Julie Perreault, danseuse, enseignante et chorégraphe Flamenco

Lorsque j’ai découvert la danse flamenca, j’ai été frappée par l’énergie qui se dégageait de cette forme d’expression artistique et fascinée par l’étrange réunion entre la force brute et l’élégance féminine. Toujours riche en émotions fortes et de nature complexe et imprévisible, l’art du flamenco explore une vaste gamme de ressentis. Par la liberté qu’il incarne et les contrastes qui le définissent, le flamenco permet et exige l’expression de soi ainsi que l’affirmation de sa propre personnalité.
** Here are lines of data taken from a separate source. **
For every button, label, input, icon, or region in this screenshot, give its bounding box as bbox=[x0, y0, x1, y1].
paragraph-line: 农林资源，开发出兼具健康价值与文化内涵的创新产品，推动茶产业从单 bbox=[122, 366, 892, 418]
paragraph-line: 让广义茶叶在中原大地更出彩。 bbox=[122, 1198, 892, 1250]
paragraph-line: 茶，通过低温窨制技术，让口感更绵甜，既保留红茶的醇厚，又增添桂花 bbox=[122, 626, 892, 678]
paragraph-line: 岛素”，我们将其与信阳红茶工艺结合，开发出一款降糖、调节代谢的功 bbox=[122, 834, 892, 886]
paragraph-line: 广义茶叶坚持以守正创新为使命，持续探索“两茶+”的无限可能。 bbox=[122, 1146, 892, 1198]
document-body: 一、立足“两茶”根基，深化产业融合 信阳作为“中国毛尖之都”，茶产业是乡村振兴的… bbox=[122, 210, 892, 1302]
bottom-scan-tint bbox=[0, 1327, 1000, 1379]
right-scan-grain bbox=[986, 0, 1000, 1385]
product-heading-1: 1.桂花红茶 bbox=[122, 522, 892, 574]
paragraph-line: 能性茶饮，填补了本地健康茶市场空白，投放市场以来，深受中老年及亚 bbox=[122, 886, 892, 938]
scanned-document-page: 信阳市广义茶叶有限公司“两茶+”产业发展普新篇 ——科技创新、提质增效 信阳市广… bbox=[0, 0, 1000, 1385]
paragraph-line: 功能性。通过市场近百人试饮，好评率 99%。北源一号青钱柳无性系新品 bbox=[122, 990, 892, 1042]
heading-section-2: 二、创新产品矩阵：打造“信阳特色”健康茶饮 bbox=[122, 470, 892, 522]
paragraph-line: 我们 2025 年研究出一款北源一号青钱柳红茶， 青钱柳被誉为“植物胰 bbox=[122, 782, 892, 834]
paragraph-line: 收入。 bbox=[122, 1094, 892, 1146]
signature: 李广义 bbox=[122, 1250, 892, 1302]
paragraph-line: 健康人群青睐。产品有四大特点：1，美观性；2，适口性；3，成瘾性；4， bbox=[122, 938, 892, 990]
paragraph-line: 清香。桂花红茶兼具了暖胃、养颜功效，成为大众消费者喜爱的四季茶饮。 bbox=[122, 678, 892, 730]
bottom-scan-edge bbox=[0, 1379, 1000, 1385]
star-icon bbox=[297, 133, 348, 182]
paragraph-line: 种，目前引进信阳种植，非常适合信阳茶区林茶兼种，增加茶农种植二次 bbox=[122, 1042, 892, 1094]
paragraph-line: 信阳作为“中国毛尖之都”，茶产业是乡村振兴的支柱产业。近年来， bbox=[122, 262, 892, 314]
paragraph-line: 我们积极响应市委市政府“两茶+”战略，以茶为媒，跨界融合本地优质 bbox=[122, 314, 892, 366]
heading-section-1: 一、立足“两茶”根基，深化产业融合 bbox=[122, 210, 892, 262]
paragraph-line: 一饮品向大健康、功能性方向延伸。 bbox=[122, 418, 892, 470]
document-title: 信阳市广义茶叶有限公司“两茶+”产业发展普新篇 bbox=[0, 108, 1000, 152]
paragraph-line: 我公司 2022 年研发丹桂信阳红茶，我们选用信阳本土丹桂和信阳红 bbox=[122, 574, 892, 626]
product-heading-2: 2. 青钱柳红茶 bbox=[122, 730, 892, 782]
Imprégné d’une passion qui s’enracine dans l’instant présent, le flamenco devient pour moi une forme de méditation qui renforce mon équilibre et m’apporte un apaisement intérieur.

La communauté flamenca de Québec me tient à cœur et j’y porte une grande attention. En plus d’enseigner à l’École de danse Migrations, j’ai fondé la troupe Flamenco Si en 2009 et j’organise une foule de stages, évènements et spectacles. Je tente ainsi de garder vivant le flamenco et de faire connaître cette forme d’art au grand public.